School of Computing & Information Sciences
Gabriel Lizarraga developed a neuroimaging computer application for storing, organizing, and processing data, used by several research centers, including the Miami Beach Mount Sinai Medical Center, 1Florida ADRC, Nicklaus Children’s Hospital, Baptist Hospital of Miami, University of Florida in Gainesville, and the University of Miami. Gabriel became a member of the NSF-funded CATE Center for Advanced Technology and Education) center at FIU since 2008. He participated in the PIRE program, traveling to Barcelona, where he coded for Marenostrum (the most powerful supercomputer in Spain), the IBM Watson Center in New York and the Fluminense Federal University in Rio de Janeiro.
Gabriel received honorable mention in 2001 from the NSF GRFP Fellowship in 2011 and served as a reviewer for the SoutheastCon in Norfolk, VA, in 2016. He finished his bachelors, graduating Magna Cum Laude, in December 2009, and was awarded with the “Outstanding Graduate Award”, finishing his master’s degree in 2010. Early in his PhD studies he received the GAANN Fellowship for two years. Gabriel’s PhD research culminated in the creation of a multi-server web-based application: Neuroimaging Web Services Interface (NWSI), hosted in a secure website at FIU and providing a multitude of services for processing MRI, PET, DTI, and other brain images, with an emphasis in multimodal imaging and data sharing in Alzheimer’s disease and Epilepsy.

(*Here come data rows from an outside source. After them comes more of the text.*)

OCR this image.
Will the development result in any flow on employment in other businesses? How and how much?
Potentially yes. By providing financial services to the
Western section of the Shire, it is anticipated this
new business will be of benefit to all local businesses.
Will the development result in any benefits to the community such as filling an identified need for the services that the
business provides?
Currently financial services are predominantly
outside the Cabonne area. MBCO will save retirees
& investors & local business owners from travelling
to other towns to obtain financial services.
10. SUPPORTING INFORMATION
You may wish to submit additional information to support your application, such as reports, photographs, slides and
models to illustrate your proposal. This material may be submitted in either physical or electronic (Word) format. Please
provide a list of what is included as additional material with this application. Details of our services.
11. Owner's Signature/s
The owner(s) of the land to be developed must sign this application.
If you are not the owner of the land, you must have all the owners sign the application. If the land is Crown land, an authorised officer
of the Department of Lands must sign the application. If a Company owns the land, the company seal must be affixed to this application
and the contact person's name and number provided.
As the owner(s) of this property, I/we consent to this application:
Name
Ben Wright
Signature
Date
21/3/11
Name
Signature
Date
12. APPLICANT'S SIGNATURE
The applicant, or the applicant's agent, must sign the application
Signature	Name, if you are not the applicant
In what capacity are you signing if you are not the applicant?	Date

Structural and functional brain images are generated as essential elements for medical experts to learn about the different functions of the brain in its normal and pathology states, provide diagnosis and prevention measures, and tailor treatment plans that are subject specific. These images are typically visually inspected by experts in the field and stored as part of a patient’s medical history. Many software packages are available to process medical images, but they are complex and difficult to use for non-computer experts. The software packages are also hardware intensive, requiring specialized servers. Furthermore, the results obtained after processing vary depending on the native operating system as data processed in one system cannot typically be combined with data acquired from another system. As a consequence, this dissertation proposes a novel Neuroimaging Web Services Interface (NWSI) as a series of processing pipelines for a common platform to store, process, visualize and share data with the research community.
The NWSI platform, made up of a series of interconnected servers, is password protected, and is securely accessible through a HIPPA compliant web interface from anywhere in the world. The web-interface driving NWSI is based on Drupal, a popular open source content management system. Drupal provides a user-based platform, in which the core code for the security and design tools are updated and patched frequently to address vulnerabilities, as well as to add new functionalities. New features can also be added to Drupal via modules which can be integrated with Drupal core code, allowing new code to run on Drupal, while maintaining the core software secure and intact. The webserver architecture allows (1) visualization of results by embedding interactive visual analysis of multi-faceted neuroimaging data, and (2) downloading tabulated data results for further processing. Several forms are also available on the interface to capture demographic and clinical data. The processing pipeline starts from a FreeSurfer (FS) reconstruction of T1-weighted MRI images. Subsequently, PET, DTI, and fMRI images can be uploaded and registered to the T1 reference image and viewed directly on the interface using our image browser.
The Webserver captures the uploaded images and performs essential functionalities, but the processing is done on the supporting servers. The computational platform is responsive and scalable; more servers can be added if the workload increases. The current pipeline for PET processing calculates all regional Standardized Uptake Value ratios (SUVRs). The FS and SUVR calculations have been validated using Alzheimer’s Disease Neuroimaging Initiative (ADNI) input images, and results posted at Laboratory of Neuro Imaging (LONI). In an effort to confront the challenges of data comparability across sites, the NWSI system provides access to a calibration process through the centiloid scale, consolidating as a consequence Florbetapir and Florbetaben tracers in amyloid PET images. The interface also offers onsite access to machine learning algorithms for data classification and introduces new heat maps that augment and facilitate expert visual rating of PET images. The system has been piloted using data and expertise from Mount Sinai Medical Center, the 1Florida Alzheimer’s Disease Research Center (ADRC), Baptist Health South Florida, Nicklaus Children’s Hospital, and the University of Miami Center for Cognitive Neuroscience and Aging. All results were obtained using our processing servers in order to maintain data validity, consistency, and minimum processing bias due to mixing outputs from dissimilar servers.